News From Terre Haute, Indiana

Local & Bistate

August 1, 2012

Electric transmission line being built to Terre Haute

TERRE HAUTE — By mid-September, Ameren Transmission Co. plans to reveal a proposed route, along with at least one alternative route, for a high-voltage electricity transmission line that will span 330 miles and connect near Terre Haute.

Ameren, a Missouri-based power company, concluded public open houses Tuesday on the project known as the Illinois Rivers transmission line, a 345,000-volt line that would run from Palmyra, Mo., to just west of Terre Haute. Open houses were held last week in Edgar and Clark counties in Illinois.

Ameren will conduct more open houses in September, before filing for the transmission line in November with the Illinois Commerce Commission, which is expected to issue a final order no later than July 2013, said Ameren Transmission spokesman Leigh Morris.

The project is estimated to cost $890 million to $1.4 billion, Morris said.

If approved, construction of the transmission line through Illinois to Indiana is scheduled to be completed in 2016. The project is part of MISO, a regional planning organization for the power grid in the Midwest.

The entire transmission line to the East Coast is slated to be finished and operational in late 2019, Morris said.

The line could tie into Indiana west of Terre Haute at the Sugar Creek Substation, jointly owned by Duke Energy and Northern Indiana Public Service Co., said Duke Energy spokeswoman Angeline Protogere.

“The section of this [Ameren] project in Indiana is only one mile,” Protogere said. After that, Duke Energy would construct a transmission line across Indiana, she said.

“Until we know exactly where it will cross the border between Illinois and Indiana, our line planning won’t begin,” Protogere said.

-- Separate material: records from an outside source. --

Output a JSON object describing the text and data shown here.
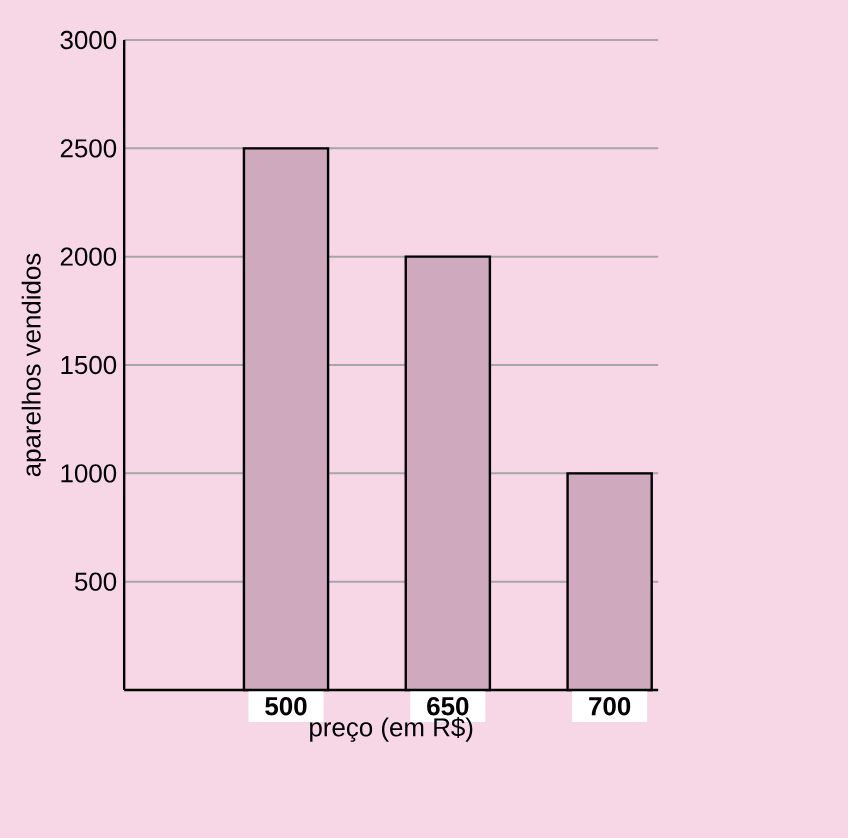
{
  "chart_data": {
    "type": "bar",
    "xlabel": "preço (em R$)",
    "ylabel": "aparelhos vendidos",
    "categories": [
      "500",
      "650",
      "700"
    ],
    "values": [
      2500,
      2000,
      1000
    ],
    "color": "#cfa9bd",
    "ylim": [
      0,
      3000
    ],
    "yticks": [
      500,
      1000,
      1500,
      2000,
      2500,
      3000
    ],
    "grid": "y"
  }
}
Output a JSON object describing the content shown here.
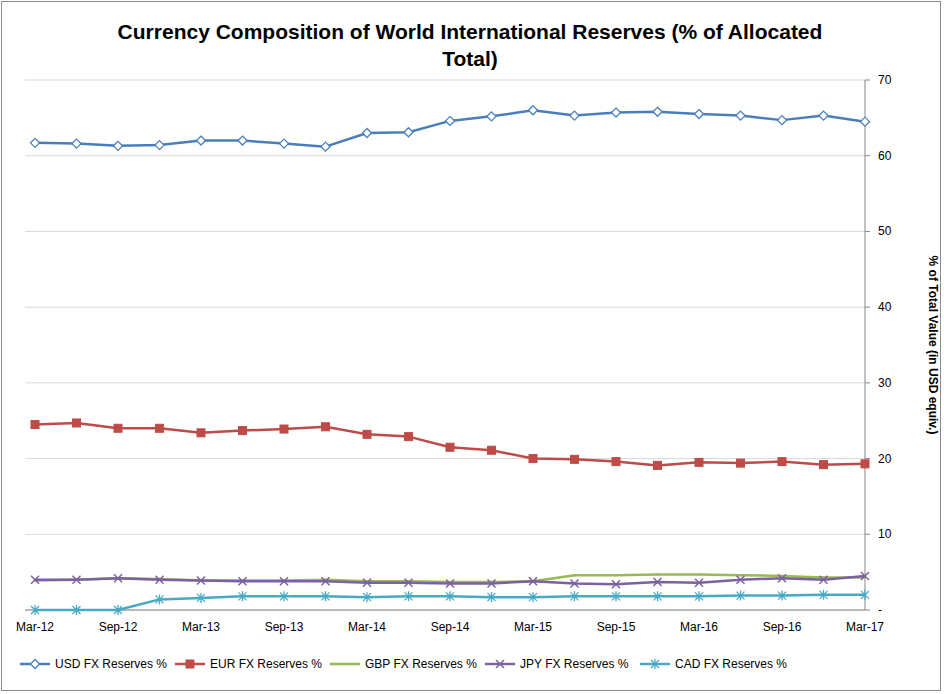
{
  "chart_data": {
    "type": "line",
    "title": "Currency Composition of World International Reserves (% of Allocated Total)",
    "y_label": "% of Total Value (in USD equiv.)",
    "categories": [
      "Mar-12",
      null,
      "Sep-12",
      null,
      "Mar-13",
      null,
      "Sep-13",
      null,
      "Mar-14",
      null,
      "Sep-14",
      null,
      "Mar-15",
      null,
      "Sep-15",
      null,
      "Mar-16",
      null,
      "Sep-16",
      null,
      "Mar-17"
    ],
    "series": [
      {
        "name": "USD FX Reserves %",
        "color": "#4a7ebb",
        "marker": "diamond",
        "values": [
          61.7,
          61.6,
          61.3,
          61.4,
          62.0,
          62.0,
          61.6,
          61.2,
          63.0,
          63.1,
          64.6,
          65.2,
          66.0,
          65.3,
          65.7,
          65.8,
          65.5,
          65.3,
          64.7,
          65.3,
          64.5
        ]
      },
      {
        "name": "EUR FX Reserves %",
        "color": "#be4b48",
        "marker": "square",
        "values": [
          24.5,
          24.7,
          24.0,
          24.0,
          23.4,
          23.7,
          23.9,
          24.2,
          23.2,
          22.9,
          21.5,
          21.1,
          20.0,
          19.9,
          19.6,
          19.1,
          19.5,
          19.4,
          19.6,
          19.2,
          19.3
        ]
      },
      {
        "name": "GBP FX Reserves %",
        "color": "#98b954",
        "marker": "none",
        "values": [
          3.9,
          4.0,
          4.2,
          4.1,
          3.9,
          3.9,
          3.9,
          4.0,
          3.8,
          3.8,
          3.7,
          3.7,
          3.8,
          4.6,
          4.6,
          4.7,
          4.7,
          4.6,
          4.5,
          4.3,
          4.3
        ]
      },
      {
        "name": "JPY FX Reserves %",
        "color": "#7d60a0",
        "marker": "x",
        "values": [
          4.0,
          4.0,
          4.2,
          4.0,
          3.9,
          3.8,
          3.8,
          3.8,
          3.6,
          3.6,
          3.5,
          3.5,
          3.8,
          3.5,
          3.4,
          3.7,
          3.6,
          4.0,
          4.2,
          4.0,
          4.5
        ]
      },
      {
        "name": "CAD FX Reserves %",
        "color": "#46aac5",
        "marker": "asterisk",
        "values": [
          0,
          0,
          0,
          1.4,
          1.6,
          1.8,
          1.8,
          1.8,
          1.7,
          1.8,
          1.8,
          1.7,
          1.7,
          1.8,
          1.8,
          1.8,
          1.8,
          1.9,
          1.9,
          2.0,
          2.0
        ]
      }
    ],
    "ylim": [
      0,
      70
    ],
    "yticks": [
      {
        "value": 0,
        "label": "-"
      },
      10,
      20,
      30,
      40,
      50,
      60,
      70
    ],
    "grid": true,
    "legend": "bottom"
  }
}
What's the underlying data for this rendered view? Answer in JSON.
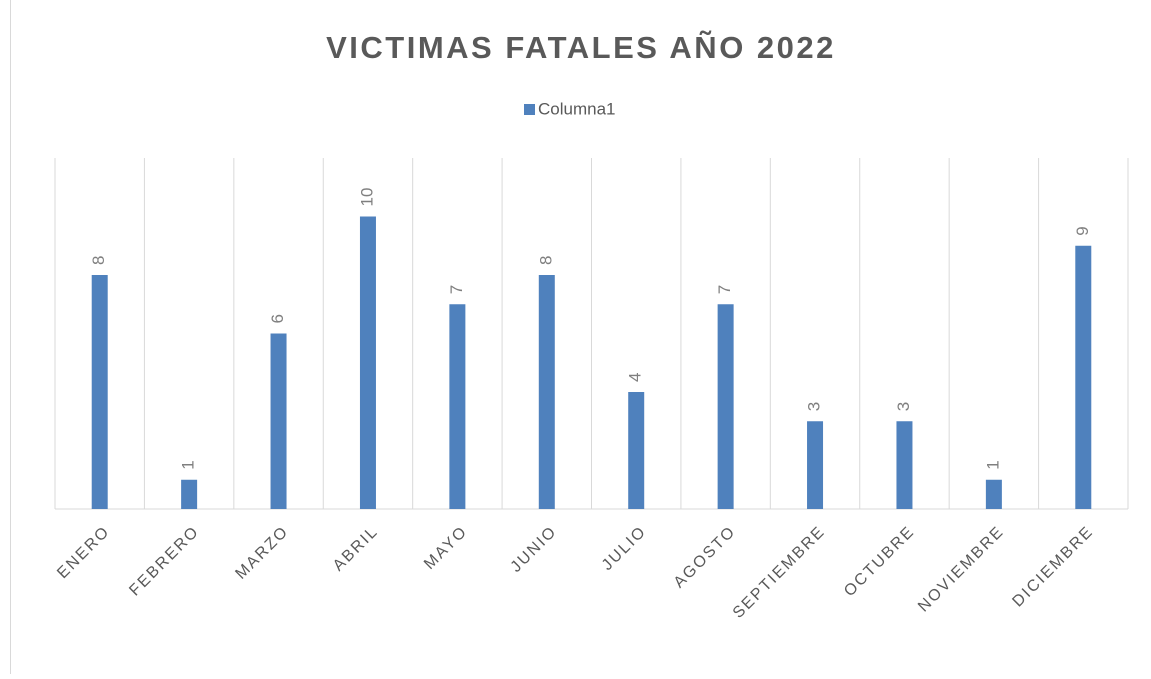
{
  "chart_data": {
    "type": "bar",
    "title": "VICTIMAS FATALES AÑO 2022",
    "categories": [
      "ENERO",
      "FEBRERO",
      "MARZO",
      "ABRIL",
      "MAYO",
      "JUNIO",
      "JULIO",
      "AGOSTO",
      "SEPTIEMBRE",
      "OCTUBRE",
      "NOVIEMBRE",
      "DICIEMBRE"
    ],
    "series": [
      {
        "name": "Columna1",
        "color": "#4f81bd",
        "values": [
          8,
          1,
          6,
          10,
          7,
          8,
          4,
          7,
          3,
          3,
          1,
          9
        ]
      }
    ],
    "ylim": [
      0,
      12
    ],
    "legend": "top"
  }
}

MISO members would share the cost to establish the transmission line, Protogere said.

In addition to approval from Illinois regulators, Ameren “is still a long way from construction. We have 330 miles of easements to secure. There will probably be something in the vicinity of 1,500 landowners, and we will have to negotiate with all of them to secure a right-of-way that is 150 feet wide,” Morris said.

The easements would exclude any construction or planting of trees, he added.

“It is a big project … and the largest single transmission project ever in the state of Illinois,” where the majority of the transmission line will traverse west to east, Morris said.

The high-voltage transmission line would be supported by single-shaft steel poles, ranging from 80 to 140 feet tall, with spans between the poles expected to be 700 to 1,000 feet, Morris said.

The need for the transmission line is a result of a study from MISO, Morris said, which determined the need for the transmission of 41 million megawatt hours of power from wind turbines in the Dakotas, Iowa and Minnesota through Illinois and Indiana. To put that into prospective, the electrical output is equal to 10 standard electric power-generating plants, Morris added.

“A typical wind turbine produces 1.5 to 2 megawatts, sometimes 2.5 megawatts of power. It takes a lot of wind turbines to come up with that much electricity,” Morris said.